How Americans Became Addicted to Cable News in the Trump Era (Column)
By Daniel D’Addario
LOS ANGELES (Variety.com) – It took a made-for-reality-TV president to get Americans addicted to television news again.
Over the year-plus of the Trump presidency, cable news has supplanted prestige dramas as the talk of the virtual water cooler, no matter your political allegiance. From the provocative media tours of James Comey and Stormy Daniels to the incendiary Senate hearings into the conduct of Judge Brett Kavanaugh, staying tuned from Rachel Maddow into Lawrence O’Donnell — or from Sean Hannity into Laura Ingraham — has replaced bingeing just one more episode of “Stranger Things” before bed.
After all, this is a presidency unlike any since Richard Nixon’s, one whose erratic hairpin turns make the news into a soap opera with enough daily developments to convert casual consumers into full-blown junkies.
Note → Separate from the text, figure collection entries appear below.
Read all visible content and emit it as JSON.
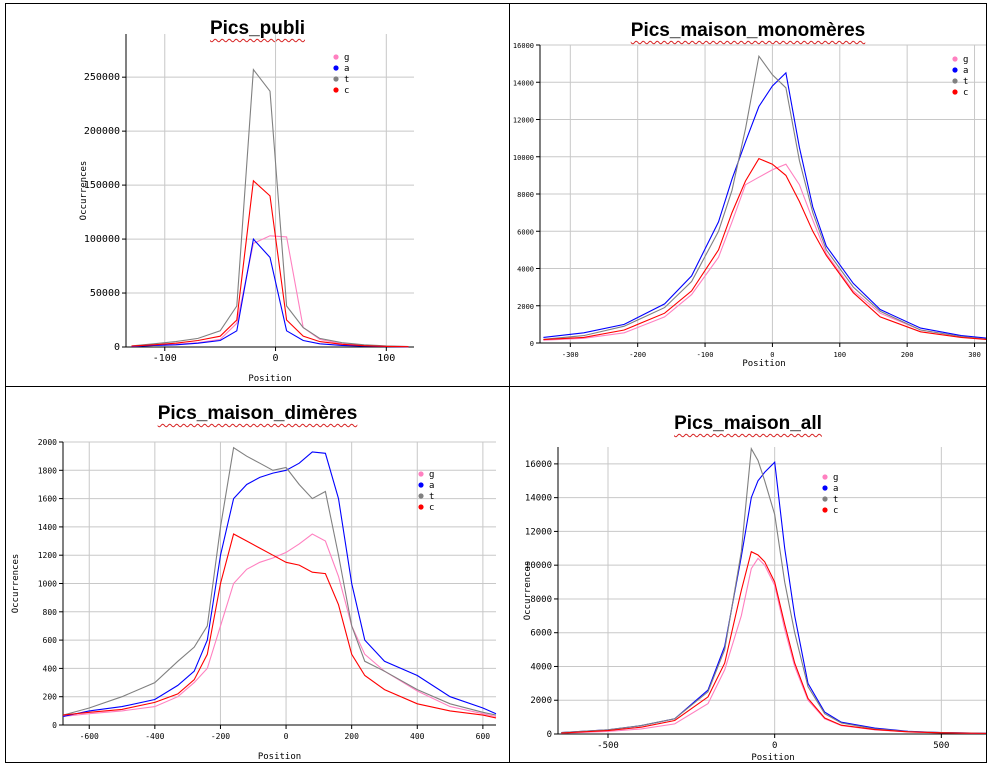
{
  "charts": [
    {
      "title": "Pics_publi",
      "chart_data": {
        "type": "line",
        "xlabel": "Position",
        "ylabel": "Occurrences",
        "xlim": [
          -135,
          125
        ],
        "ylim": [
          0,
          290000
        ],
        "xticks": [
          -100,
          0,
          100
        ],
        "yticks": [
          0,
          50000,
          100000,
          150000,
          200000,
          250000
        ],
        "grid": true,
        "legend_position": "top-right",
        "series": [
          {
            "name": "g",
            "color": "#ff80c0",
            "x": [
              -130,
              -110,
              -90,
              -70,
              -50,
              -35,
              -20,
              -5,
              10,
              25,
              40,
              60,
              80,
              100,
              120
            ],
            "y": [
              500,
              1500,
              2500,
              4000,
              7000,
              22000,
              96000,
              103000,
              102000,
              18000,
              7000,
              3000,
              1500,
              800,
              400
            ]
          },
          {
            "name": "a",
            "color": "#0000ff",
            "x": [
              -130,
              -110,
              -90,
              -70,
              -50,
              -35,
              -20,
              -5,
              10,
              25,
              40,
              60,
              80,
              100,
              120
            ],
            "y": [
              500,
              1500,
              2000,
              3500,
              6000,
              15000,
              100000,
              83000,
              15000,
              6000,
              3000,
              1500,
              800,
              400,
              200
            ]
          },
          {
            "name": "t",
            "color": "#808080",
            "x": [
              -130,
              -110,
              -90,
              -70,
              -50,
              -35,
              -20,
              -5,
              10,
              25,
              40,
              60,
              80,
              100,
              120
            ],
            "y": [
              1000,
              3000,
              5000,
              8000,
              15000,
              38000,
              257000,
              237000,
              38000,
              18000,
              8000,
              4000,
              2000,
              1000,
              500
            ]
          },
          {
            "name": "c",
            "color": "#ff0000",
            "x": [
              -130,
              -110,
              -90,
              -70,
              -50,
              -35,
              -20,
              -5,
              10,
              25,
              40,
              60,
              80,
              100,
              120
            ],
            "y": [
              800,
              2000,
              3500,
              6000,
              10000,
              25000,
              154000,
              140000,
              25000,
              10000,
              5000,
              2500,
              1200,
              600,
              300
            ]
          }
        ]
      }
    },
    {
      "title": "Pics_maison_monomères",
      "chart_data": {
        "type": "line",
        "xlabel": "Position",
        "ylabel": "",
        "xlim": [
          -345,
          320
        ],
        "ylim": [
          0,
          16000
        ],
        "xticks": [
          -300,
          -200,
          -100,
          0,
          100,
          200,
          300
        ],
        "yticks": [
          0,
          2000,
          4000,
          6000,
          8000,
          10000,
          12000,
          14000,
          16000
        ],
        "grid": true,
        "legend_position": "top-right",
        "series": [
          {
            "name": "g",
            "color": "#ff80c0",
            "x": [
              -340,
              -280,
              -220,
              -160,
              -120,
              -80,
              -60,
              -40,
              -20,
              0,
              20,
              40,
              60,
              80,
              120,
              160,
              220,
              280,
              320
            ],
            "y": [
              150,
              250,
              550,
              1400,
              2600,
              4600,
              6500,
              8500,
              8900,
              9300,
              9600,
              8500,
              6600,
              4800,
              2800,
              1600,
              700,
              350,
              200
            ]
          },
          {
            "name": "a",
            "color": "#0000ff",
            "x": [
              -340,
              -280,
              -220,
              -160,
              -120,
              -80,
              -60,
              -40,
              -20,
              0,
              20,
              40,
              60,
              80,
              120,
              160,
              220,
              280,
              320
            ],
            "y": [
              300,
              550,
              1000,
              2100,
              3600,
              6500,
              8800,
              10800,
              12700,
              13800,
              14500,
              10500,
              7300,
              5200,
              3200,
              1800,
              800,
              400,
              250
            ]
          },
          {
            "name": "t",
            "color": "#808080",
            "x": [
              -340,
              -280,
              -220,
              -160,
              -120,
              -80,
              -60,
              -40,
              -20,
              0,
              20,
              40,
              60,
              80,
              120,
              160,
              220,
              280,
              320
            ],
            "y": [
              200,
              400,
              900,
              1900,
              3300,
              6000,
              8200,
              11500,
              15400,
              14400,
              13700,
              9800,
              7000,
              5000,
              3000,
              1700,
              700,
              350,
              200
            ]
          },
          {
            "name": "c",
            "color": "#ff0000",
            "x": [
              -340,
              -280,
              -220,
              -160,
              -120,
              -80,
              -60,
              -40,
              -20,
              0,
              20,
              40,
              60,
              80,
              120,
              160,
              220,
              280,
              320
            ],
            "y": [
              180,
              300,
              700,
              1600,
              2800,
              5000,
              7000,
              8700,
              9900,
              9600,
              9000,
              7600,
              6000,
              4700,
              2700,
              1400,
              600,
              300,
              180
            ]
          }
        ]
      }
    },
    {
      "title": "Pics_maison_dimères",
      "chart_data": {
        "type": "line",
        "xlabel": "Position",
        "ylabel": "Occurrences",
        "xlim": [
          -680,
          640
        ],
        "ylim": [
          0,
          2000
        ],
        "xticks": [
          -600,
          -400,
          -200,
          0,
          200,
          400,
          600
        ],
        "yticks": [
          0,
          200,
          400,
          600,
          800,
          1000,
          1200,
          1400,
          1600,
          1800,
          2000
        ],
        "grid": true,
        "legend_position": "top-right",
        "series": [
          {
            "name": "g",
            "color": "#ff80c0",
            "x": [
              -680,
              -600,
              -500,
              -400,
              -330,
              -280,
              -240,
              -200,
              -160,
              -120,
              -80,
              -40,
              0,
              40,
              80,
              120,
              160,
              200,
              240,
              300,
              400,
              500,
              600,
              640
            ],
            "y": [
              60,
              80,
              100,
              130,
              200,
              300,
              400,
              700,
              1000,
              1100,
              1150,
              1180,
              1220,
              1280,
              1350,
              1300,
              1050,
              700,
              500,
              380,
              240,
              130,
              80,
              60
            ]
          },
          {
            "name": "a",
            "color": "#0000ff",
            "x": [
              -680,
              -600,
              -500,
              -400,
              -330,
              -280,
              -240,
              -200,
              -160,
              -120,
              -80,
              -40,
              0,
              40,
              80,
              120,
              160,
              200,
              240,
              300,
              400,
              500,
              600,
              640
            ],
            "y": [
              60,
              100,
              130,
              180,
              280,
              380,
              600,
              1200,
              1600,
              1700,
              1750,
              1780,
              1800,
              1850,
              1930,
              1920,
              1600,
              1000,
              600,
              450,
              350,
              200,
              120,
              80
            ]
          },
          {
            "name": "t",
            "color": "#808080",
            "x": [
              -680,
              -600,
              -500,
              -400,
              -330,
              -280,
              -240,
              -200,
              -160,
              -120,
              -80,
              -40,
              0,
              40,
              80,
              120,
              160,
              200,
              240,
              300,
              400,
              500,
              600,
              640
            ],
            "y": [
              70,
              120,
              200,
              300,
              450,
              550,
              700,
              1400,
              1960,
              1900,
              1850,
              1800,
              1820,
              1700,
              1600,
              1650,
              1200,
              700,
              450,
              380,
              250,
              150,
              90,
              70
            ]
          },
          {
            "name": "c",
            "color": "#ff0000",
            "x": [
              -680,
              -600,
              -500,
              -400,
              -330,
              -280,
              -240,
              -200,
              -160,
              -120,
              -80,
              -40,
              0,
              40,
              80,
              120,
              160,
              200,
              240,
              300,
              400,
              500,
              600,
              640
            ],
            "y": [
              70,
              90,
              110,
              160,
              220,
              320,
              500,
              1000,
              1350,
              1300,
              1250,
              1200,
              1150,
              1130,
              1080,
              1070,
              850,
              500,
              350,
              250,
              150,
              100,
              70,
              50
            ]
          }
        ]
      }
    },
    {
      "title": "Pics_maison_all",
      "chart_data": {
        "type": "line",
        "xlabel": "Position",
        "ylabel": "Occurrences",
        "xlim": [
          -650,
          640
        ],
        "ylim": [
          0,
          17000
        ],
        "xticks": [
          -500,
          0,
          500
        ],
        "yticks": [
          0,
          2000,
          4000,
          6000,
          8000,
          10000,
          12000,
          14000,
          16000
        ],
        "grid": true,
        "legend_position": "top-right",
        "series": [
          {
            "name": "g",
            "color": "#ff80c0",
            "x": [
              -640,
              -500,
              -400,
              -300,
              -200,
              -150,
              -100,
              -70,
              -50,
              -30,
              0,
              30,
              60,
              100,
              150,
              200,
              300,
              400,
              500,
              640
            ],
            "y": [
              50,
              150,
              300,
              600,
              1800,
              3800,
              7000,
              9800,
              10400,
              10000,
              8800,
              6200,
              4000,
              2000,
              900,
              500,
              250,
              120,
              60,
              30
            ]
          },
          {
            "name": "a",
            "color": "#0000ff",
            "x": [
              -640,
              -500,
              -400,
              -300,
              -200,
              -150,
              -100,
              -70,
              -50,
              -30,
              0,
              30,
              60,
              100,
              150,
              200,
              300,
              400,
              500,
              640
            ],
            "y": [
              80,
              250,
              500,
              900,
              2600,
              5200,
              10500,
              14000,
              15000,
              15500,
              16100,
              11000,
              7000,
              3000,
              1300,
              700,
              350,
              160,
              80,
              40
            ]
          },
          {
            "name": "t",
            "color": "#808080",
            "x": [
              -640,
              -500,
              -400,
              -300,
              -200,
              -150,
              -100,
              -70,
              -50,
              -30,
              0,
              30,
              60,
              100,
              150,
              200,
              300,
              400,
              500,
              640
            ],
            "y": [
              80,
              250,
              500,
              900,
              2500,
              5000,
              10800,
              16900,
              16200,
              15000,
              13000,
              9000,
              6000,
              2800,
              1200,
              650,
              300,
              150,
              80,
              40
            ]
          },
          {
            "name": "c",
            "color": "#ff0000",
            "x": [
              -640,
              -500,
              -400,
              -300,
              -200,
              -150,
              -100,
              -70,
              -50,
              -30,
              0,
              30,
              60,
              100,
              150,
              200,
              300,
              400,
              500,
              640
            ],
            "y": [
              60,
              200,
              400,
              800,
              2200,
              4200,
              8500,
              10800,
              10600,
              10200,
              9000,
              6500,
              4200,
              2100,
              950,
              520,
              260,
              130,
              70,
              35
            ]
          }
        ]
      }
    }
  ]
}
And its plot twists have often been delivered through television, with the president and ever-camera-ready surrogates like Sarah Huckabee Sanders and Kellyanne Conway making headlines with every appearance — not to mention the new stars surfing the wave of the Trump era (we see you, Michael Avenatti).
Once forced to stretch to find stories worth broadcasting, the 24-hour news cycle is now punctuated by a daily face-off between Sanders and the reporters she holds in contempt, neither side ceding ground but both delivering pure drama to a captivated audience. And events like the stunning day of testimony on Sept. 27 from Kavanaugh accuser Christine Blasey Ford and Kavanaugh himself are fueled by the partisan tensions and conversations around sexual assault at the heart of Trump’s America. Little wonder the nation seemed to grind to a halt to watch. Not since the scandals of the 1990s — when the stories of O.J. Simpson and, later, President Clinton during his impeachment dominated cable news — has one narrative so captured the entire nation, or one show been so inescapable on the dial. But this time, the man at the center relishes the attention.
Trump, a natural bloviator seemingly born to be behind a podium — and a keen-eyed producer schooled in keeping audiences wanting more from years of “The Apprentice” — began the process of turning the news into a suspenseful narrative from the moment he descended that gold escalator to declare his candidacy. And cable networks did the rest. After Trump was elected, both MSNBC and Fox News executed sharp pivots from the Obama era, with MSNBC on the left moving from staid policy talk to often conspiratorial rambling, and Fox News on the right moving from often conspiratorial rambling to outright denialism of any fact unflattering to the new president. And CNN’s ever-expanding panel discussions, in which any viewer on the political spectrum can see his or her point of view represented — or, more aptly, an opinion with which to vehemently disagree — have become a hallmark of this era. They’re perhaps the perfect medium for a moment when the volume at which left and right are shouting at one another grows louder by the day.
Trump’s election coincidentally came at a moment in which mass-cultural attractions, give or take a smash like “Game of Thrones,” had fallen away in favor of the niche. Or maybe it was no coincidence: The most surprising election result in any American’s lifetime might only have been such a shock in a nation whose citizens had stopped having a common culture. The news today is a nationwide preoccupation that comes as close as anything could to uniting us — into two big, divided audiences, right and left. And for each of these audiences, cable news does something that none of the remaining mass-televised spectacles, from “This Is Us” (a guilty pleasure) to NFL football (a far guiltier one) can do. It feels educational, almost virtuous.
Right now, public engagement with current affairs, should it be borne out by higher-than-usual turnout at the midterm elections, is fairly remarkable. But it’s worth wondering just what our new national pastime is really giving us. The benefit may be that dinner-table conversation across the country has shifted toward what our nation is going through and how it might be changed. The hazard is that we can watch no other story. Both sides of our political divide claim to want the story to shift and to slow its pace — the left through the neutering of Trump’s powers at the midterms and his ultimate defeat in 2020, the right through the defanging of Trump’s critics and his ultimate triumph. That so many on both sides tend to find themselves more addicted to the show than they are beholden to any policy position is a harbinger of danger, but less of Trump being more likely to win in two years than of the uneasy feeling that he’s won already.
Among so many other changes the president has wrought has been reshaping the nation’s entertainment in his own image, with himself as the star. And so many viewers don’t really want it to end.